This is supporting information for the Methods in Ecology and Evolution article entitled, Integrated SDM database: enhancing the relevance and utility of species distribution models in conservation management, by Veronica F. Frans*, Amélie A. Augé, Jim Fyfe, Yuqian Zhang, Nathan McNally, Hendrik Edelhoff, Niko Balkenhol, & Jan O. Engler. Please contact the corresponding author (*) for any inquiries.

1. Methods summary

Additional evaluations of the mainland prediction were done using the SDM predictions and additional functions within Maxent: coefficient of variation (CV), multivariate environmental similarity surface (MESS), most dissimilar variable (MoD), and analysis of limiting factors (Elith, Kearney & Phillips 2010).

As our example SDM algorithm (Maxent) does not generate uncertainty measures as an output (e.g. confidence/credible intervals), using multiple Maxent runs from subsets of the occurrence data allows us to use other statistical tests, such as CV. CV (in percent) is calculated as (standard deviation / mean) X 100, and is done using the raster package. Across runs and for each pixel of prediction values, CV informs us on the spread of a prediction from the mean (for that pixel). When mapped, areas with a relatively high CV compared to other pixels would indicate a greater level of dispersion around the mean (higher uncertainty), while a relatively low CV indicates a lower level of dispersion around the mean (lower uncertainty). Here, CV is calculated for each state (100 iterations each).

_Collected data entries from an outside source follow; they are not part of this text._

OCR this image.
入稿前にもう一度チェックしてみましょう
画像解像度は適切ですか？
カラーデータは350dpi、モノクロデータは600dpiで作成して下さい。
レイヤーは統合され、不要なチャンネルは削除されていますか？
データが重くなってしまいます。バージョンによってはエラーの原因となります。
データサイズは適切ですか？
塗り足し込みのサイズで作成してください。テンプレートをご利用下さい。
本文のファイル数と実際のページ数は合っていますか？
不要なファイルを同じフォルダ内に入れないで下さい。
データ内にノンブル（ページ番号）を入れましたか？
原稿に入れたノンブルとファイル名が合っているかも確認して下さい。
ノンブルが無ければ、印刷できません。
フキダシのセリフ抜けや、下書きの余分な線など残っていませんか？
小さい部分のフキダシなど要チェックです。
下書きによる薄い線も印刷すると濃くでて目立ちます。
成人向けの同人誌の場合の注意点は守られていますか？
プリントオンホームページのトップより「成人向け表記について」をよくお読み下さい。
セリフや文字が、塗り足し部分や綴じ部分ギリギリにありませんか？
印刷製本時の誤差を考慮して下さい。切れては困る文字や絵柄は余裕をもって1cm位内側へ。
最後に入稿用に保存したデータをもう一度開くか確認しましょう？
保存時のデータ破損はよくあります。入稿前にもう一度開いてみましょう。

MESS compares variable values in the entire training area (the species’ current range used to train the model) against variable values across the entire prediction area (the species’ predicted range for the model prediction of suitability). Its output is a raster of the prediction area with negative and positive values, showing a pixel’s degree of similarity (positive values) and dissimilarity (negative values) from the training area. This can be used as a measure of extrapolation error.

Corresponding to the MESS grid output is the MOD grid. This indicates which variable is the most ‘responsible’ for the resulting MESS value (i.e. it is mainly this variable x’s value in location z that can cause extrapolation errors in the SDM).

MESS and MOD provide information based on the entire training area, and are not particular to the species’ locations (the presence points where a model is trained) or the SDM. Maxent (Philips and Dudik 2008) offers a way to also evaluate which variables negatively affected suitability (or probability of presence) predictions in the model prediction, based on how the model is trained, using an analysis of limiting factors. In our article, this is what we refer to as potential restoration features, as the output is a raster map of the prediction area indicating which variable at which pixel is the most limiting for each behavioural state. If the value of that variable is improved at that location, then the suitability would also increase (Elith, Kearney & Phillips 2010). This is particular to each model run, so we calculated the mode (most frequent) limiting variable across runs for each of the three behavioural states.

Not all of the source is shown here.